The case spotlights the dilemma faced by doctors when women refuse treatment, which has led to a growing trend of judges forcing mothers to undergo unwanted Caesarean operations.
The planned judicial review by a 29-year-old south London woman follows a decision by a social worker to section her under the 1983 Mental Health Act because of her refusal to accept treatment for pre-eclampsia, a condition involving high blood pressure.
After she was transferred from a mental to a general hospital, doctors secured an emergency court order giving the go-ahead for treatment, including a Caesarean, without the patient - identifiable only as Ms S - being legally represented.
The operation was carried out several hours later when the woman, who was 36 weeks pregnant, gave birth to a daughter, now aged 10 months.
The woman's experience is the latest instance of judges authorising Caesareans against a patient's will, provoking growing anxiety among groups promoting improved care and choice in childbirth.
She said outside the High Court: "I was prepared to take the risk that both of us would die for principles I feel very strongly about. It is a matter of public concern that hospitals can use underhand means to force patients to have treatment which they have quite clearly stated they don't wish to have."
Ms S is seeking permission for a review, claiming that a London Borough of Merton social worker, Louize Collins, wrongfully applied to two doctors under the Act for her admission to a mental hospital, that she was wrongfully detained by the National Health Service trusts running Springfield Hospital and St George's Hospital, Tooting, and unlawfully denied access to a court or a mental health tribunal. She also claims that she is the victim of sex discrimination.

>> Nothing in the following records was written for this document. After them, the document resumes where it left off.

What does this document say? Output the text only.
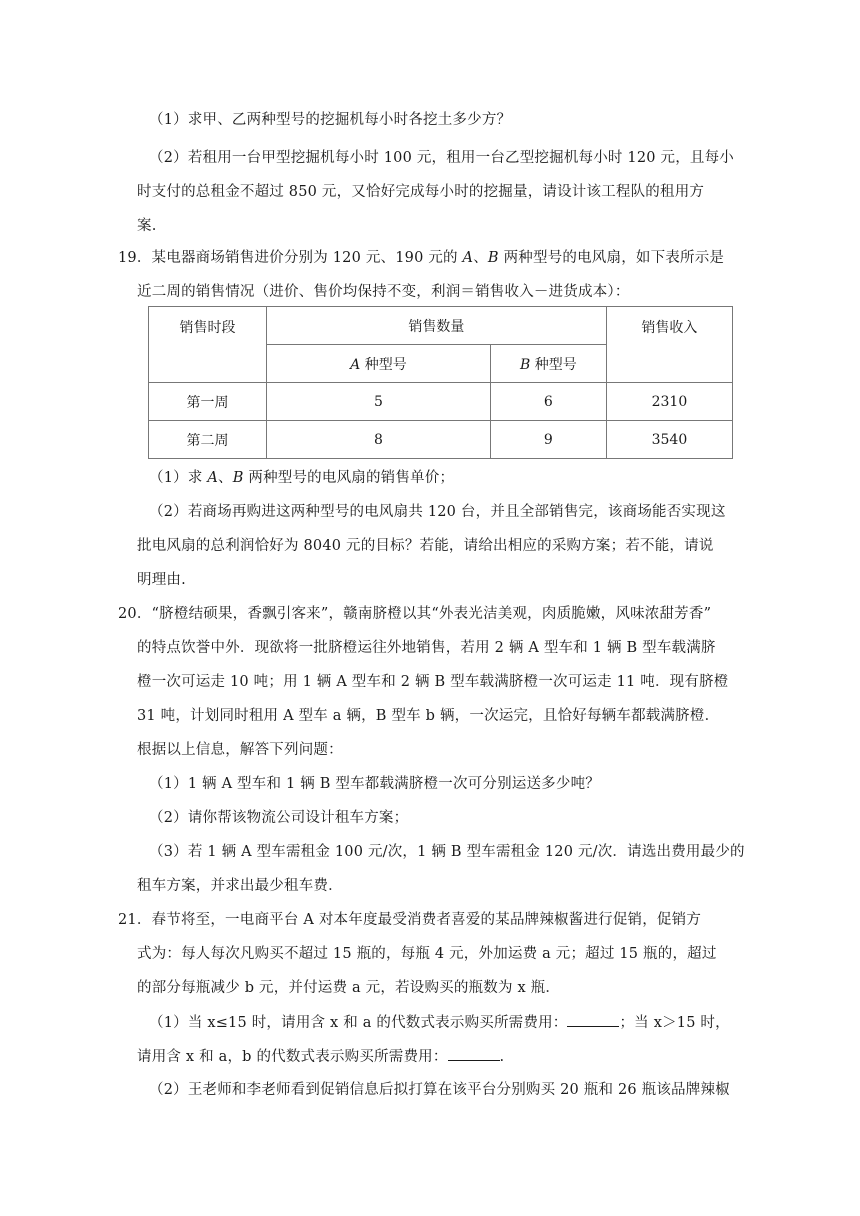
（1）求甲、乙两种型号的挖掘机每小时各挖土多少方？
（2）若租用一台甲型挖掘机每小时 100 元，租用一台乙型挖掘机每小时 120 元，且每小
时支付的总租金不超过 850 元，又恰好完成每小时的挖掘量，请设计该工程队的租用方
案.
19．某电器商场销售进价分别为 120 元、190 元的 A、B 两种型号的电风扇，如下表所示是
近二周的销售情况（进价、售价均保持不变，利润＝销售收入－进货成本）：
销售时段	销售数量		销售收入
	A 种型号	B 种型号	
第一周	5	6	2310
第二周	8	9	3540
（1）求 A、B 两种型号的电风扇的销售单价；
（2）若商场再购进这两种型号的电风扇共 120 台，并且全部销售完，该商场能否实现这
批电风扇的总利润恰好为 8040 元的目标？若能，请给出相应的采购方案；若不能，请说
明理由.
20．“脐橙结硕果，香飘引客来”，赣南脐橙以其“外表光洁美观，肉质脆嫩，风味浓甜芳香”
的特点饮誉中外．现欲将一批脐橙运往外地销售，若用 2 辆 A 型车和 1 辆 B 型车载满脐
橙一次可运走 10 吨；用 1 辆 A 型车和 2 辆 B 型车载满脐橙一次可运走 11 吨．现有脐橙
31 吨，计划同时租用 A 型车 a 辆，B 型车 b 辆，一次运完，且恰好每辆车都载满脐橙．
根据以上信息，解答下列问题：
（1）1 辆 A 型车和 1 辆 B 型车都载满脐橙一次可分别运送多少吨？
（2）请你帮该物流公司设计租车方案；
（3）若 1 辆 A 型车需租金 100 元/次，1 辆 B 型车需租金 120 元/次．请选出费用最少的
租车方案，并求出最少租车费．
21．春节将至，一电商平台 A 对本年度最受消费者喜爱的某品牌辣椒酱进行促销，促销方
式为：每人每次凡购买不超过 15 瓶的，每瓶 4 元，外加运费 a 元；超过 15 瓶的，超过
的部分每瓶减少 b 元，并付运费 a 元，若设购买的瓶数为 x 瓶．
（1）当 x≤15 时，请用含 x 和 a 的代数式表示购买所需费用：	；当 x＞15 时，
请用含 x 和 a，b 的代数式表示购买所需费用：	.
（2）王老师和李老师看到促销信息后拟打算在该平台分别购买 20 瓶和 26 瓶该品牌辣椒
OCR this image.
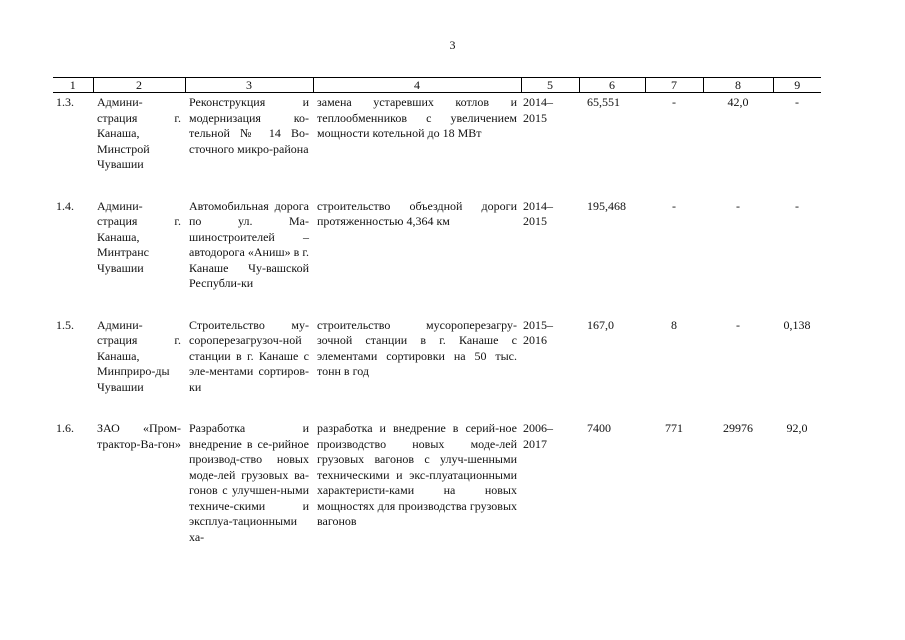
3
1	2	3	4	5	6	7	8	9
1.3.	Админи-страция г. Канаша, Минстрой Чувашии	Реконструкция и модернизация ко-тельной № 14 Во-сточного микро-района	замена устаревших котлов и теплообменников с увеличением мощности котельной до 18 МВт	2014–2015	65,551	-	42,0	-

1.4.	Админи-страция г. Канаша, Минтранс Чувашии	Автомобильная дорога по ул. Ма-шиностроителей – автодорога «Аниш» в г. Канаше Чу-вашской Республи-ки	строительство объездной дороги протяженностью 4,364 км	2014–2015	195,468	-	-	-

1.5.	Админи-страция г. Канаша, Минприро-ды Чувашии	Строительство му-сороперезагрузоч-ной станции в г. Канаше с эле-ментами сортиров-ки	строительство мусороперезагру-зочной станции в г. Канаше с элементами сортировки на 50 тыс. тонн в год	2015–2016	167,0	8	-	0,138

1.6.	ЗАО «Пром-трактор-Ва-гон»	Разработка и внедрение в се-рийное производ-ство новых моде-лей грузовых ва-гонов с улучшен-ными техниче-скими и эксплуа-тационными ха-	разработка и внедрение в серий-ное производство новых моде-лей грузовых вагонов с улуч-шенными техническими и экс-плуатационными характеристи-ками на новых мощностях для производства грузовых вагонов	2006–2017	7400	771	29976	92,0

Ms Collins had been contacted by a local GP after Ms S refused treatment for pre-eclampsia, which can require an urgent Caesarean in very severe cases, although he warned her that she was risking her own death and that of the unborn child. Ms Collins said in her report, extracts of which were read to the court yesterday, that Ms S "had little interest in her own survival and certainly none in the survival of the baby".
She also talked of punishing her former partner, with whom she no longer had a relationship, and said that she hoped he would feel guilty if she died. When told that she and the baby would probably die, she had said, "so be it". She had indicated more than once that "a dead baby would be a solution as she in no way wanted it", the court was told.
While the judge, Mr Justice Stuart White, adjourned the case yesterday, it is expected to return for hearing by a specialist judicial review judge within a few weeks.
Judy Crompton, secretary of the feminist professional group Positive Care in Obstetrics and Gynaecology, said: "There seems to be a view that if a woman is pregnant that gives other people rights over her person and her body."
British courts have fought shy of expressly suggesting that the rights of the unborn child should override those of the mother, but they have in effect treated them as at least equal. The theme running through a series of rulings, beginning in 1992, is that a woman has no right to take herself or her unborn child to destruction by refusing consent for a Caesarean, although the operation itself carries risks.
Ms S specifically indicated her opposition to intervention in writing, expressly told the hospital authorities that she wanted to challenge her detention and had asked for the court order to be faxed to a solicitor. Had she secured access to a lawyer she could have applied for a writ of habeas corpus.